Тем самым я не только исполнил свой долг, а именно - помолился за тех, кто дурно обошелся со мною, - но и подверг допросу собственное сердце и, к своему удовлетворению, убедился, что нет в нем места обиде за то, что лично меня оскорбили; и я всем советую поступать тем же способом, если они хотят отделить радение за честь Господню от страстей, порожденных личной обидой.
Но я должен вернуться назад, к событиям, о которых узнал в дни того испытания, особенно же ко времени, когда стали запирать дома в первый период распространения заразы; потому что, пока болезнь не достигла еще наивысшей точки, у людей было больше досуга обмениваться наблюдениями, чем позднее: ведь, когда дошло до предела, люди более не общались друг с другом, как раньше.

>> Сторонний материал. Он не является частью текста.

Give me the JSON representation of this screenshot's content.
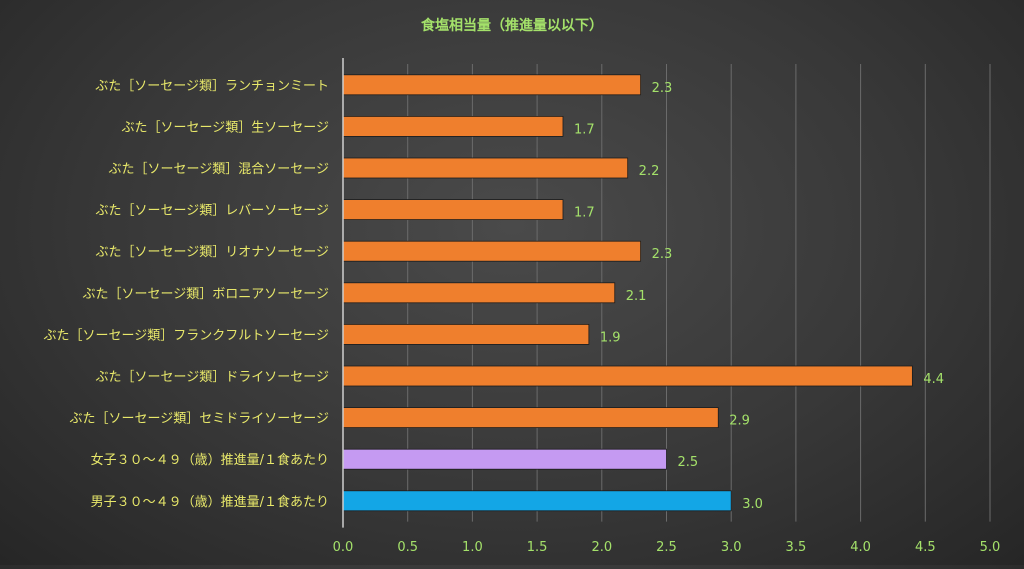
{
  "colors": {
    "title": "#a4e16a",
    "category_label": "#e8e86a",
    "tick_label": "#a4e16a",
    "data_label": "#a4e16a",
    "grid": "#6b6b6b",
    "axis": "#cfcfcf",
    "bar_default": "#ef7f2d",
    "bar_female": "#c59af2",
    "bar_male": "#13a6e6"
  },
  "chart_data": {
    "type": "bar",
    "orientation": "horizontal",
    "title": "食塩相当量（推進量以以下）",
    "xlabel": "",
    "ylabel": "",
    "xlim": [
      0,
      5
    ],
    "xticks": [
      "0.0",
      "0.5",
      "1.0",
      "1.5",
      "2.0",
      "2.5",
      "3.0",
      "3.5",
      "4.0",
      "4.5",
      "5.0"
    ],
    "grid": true,
    "legend": "none",
    "categories": [
      "ぶた［ソーセージ類］ランチョンミート",
      "ぶた［ソーセージ類］生ソーセージ",
      "ぶた［ソーセージ類］混合ソーセージ",
      "ぶた［ソーセージ類］レバーソーセージ",
      "ぶた［ソーセージ類］リオナソーセージ",
      "ぶた［ソーセージ類］ボロニアソーセージ",
      "ぶた［ソーセージ類］フランクフルトソーセージ",
      "ぶた［ソーセージ類］ドライソーセージ",
      "ぶた［ソーセージ類］セミドライソーセージ",
      "女子３０～４９（歳）推進量/１食あたり",
      "男子３０～４９（歳）推進量/１食あたり"
    ],
    "values": [
      2.3,
      1.7,
      2.2,
      1.7,
      2.3,
      2.1,
      1.9,
      4.4,
      2.9,
      2.5,
      3.0
    ],
    "value_labels": [
      "2.3",
      "1.7",
      "2.2",
      "1.7",
      "2.3",
      "2.1",
      "1.9",
      "4.4",
      "2.9",
      "2.5",
      "3.0"
    ],
    "bar_colors": [
      "#ef7f2d",
      "#ef7f2d",
      "#ef7f2d",
      "#ef7f2d",
      "#ef7f2d",
      "#ef7f2d",
      "#ef7f2d",
      "#ef7f2d",
      "#ef7f2d",
      "#c59af2",
      "#13a6e6"
    ]
  }
}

Я уже говорил, что в период запирания домов нередки были нападения на сторожей. Что до солдат, то их совсем не осталось: та незначительная гвардия, которою тогда располагал король, - ничтожная по сравнению с позднейшими временами, - была рассредоточена: часть ее находилась в Оксфорде вместе с двором, часть - в казармах в отдаленных районах страны; в Лондоне оставалось небольшое подразделение, выполнявшее свои обязанности при Тауэре и Уайтхолле {151}, но оно было весьма малочисленно. Не уверен и в том, что в Тауэре была какая-либо иная охрана, кроме караульных, как их называли (они стояли у ворот в мундирах и шапках, таких же, как у йоменов в гвардии), не считая обычных стрелков числом в 24 человека и офицеров, которых называли латниками, направленных присматривать за складом боеприпасов. Собрать какие-либо обученные отряды тоже не было никакой возможности. Если бы командиры в Лондоне и Миддлсексе приказали бить в барабаны и созывать милицию {152}, думаю, ни один отряд, невзирая ни на какие последствия, не собрался бы.
Все это усиливало неуважительное отношение к сторожам, а возможно, и порождало случаи насилия. Я упоминаю об этом, чтобы заметить, что ставить дозорных и запрещать людям выходить наружу, во-первых, не приносит ожидаемых результатов, так как люди все равно вырываются, либо хитростью, либо силой, стоит только им захотеть; во-вторых, таким образом выходят на волю люди по большей части зараженные, которые в своем отчаянном положении бросаются из одного места в другое, не считаясь с тем, что несут заразу; это-то, возможно, и породило утверждение, будто заразившимся хочется заразить и других, хотя в действительности это ложное утверждение.
Мне прекрасно известно - таких случаев немало, и я могу рассказать о них, - когда порядочные, набожные, благочестивые люди, заболев, настолько боялись заразить других, что запрещали даже членам собственных семей приближаться к ним, в надежде, что тех минует болезнь, более того, отошли в мир иной, так и не попрощавшись с ближайшими родственниками, чтобы не подвергать их опасности и не оказаться причиною их болезни. Если же и были случаи, когда зараженные не думали о вреде, который они причиняют другим, то одна из причин, хотя и не главная, заключалась в том, что, когда они вырывались из запертых домов, то, доведенные до крайности отсутствием пищи и крова, вынуждены были скрывать свое состояние, тем самым становясь невольным источником заразы для тех, кто оставался в неведении и не берегся.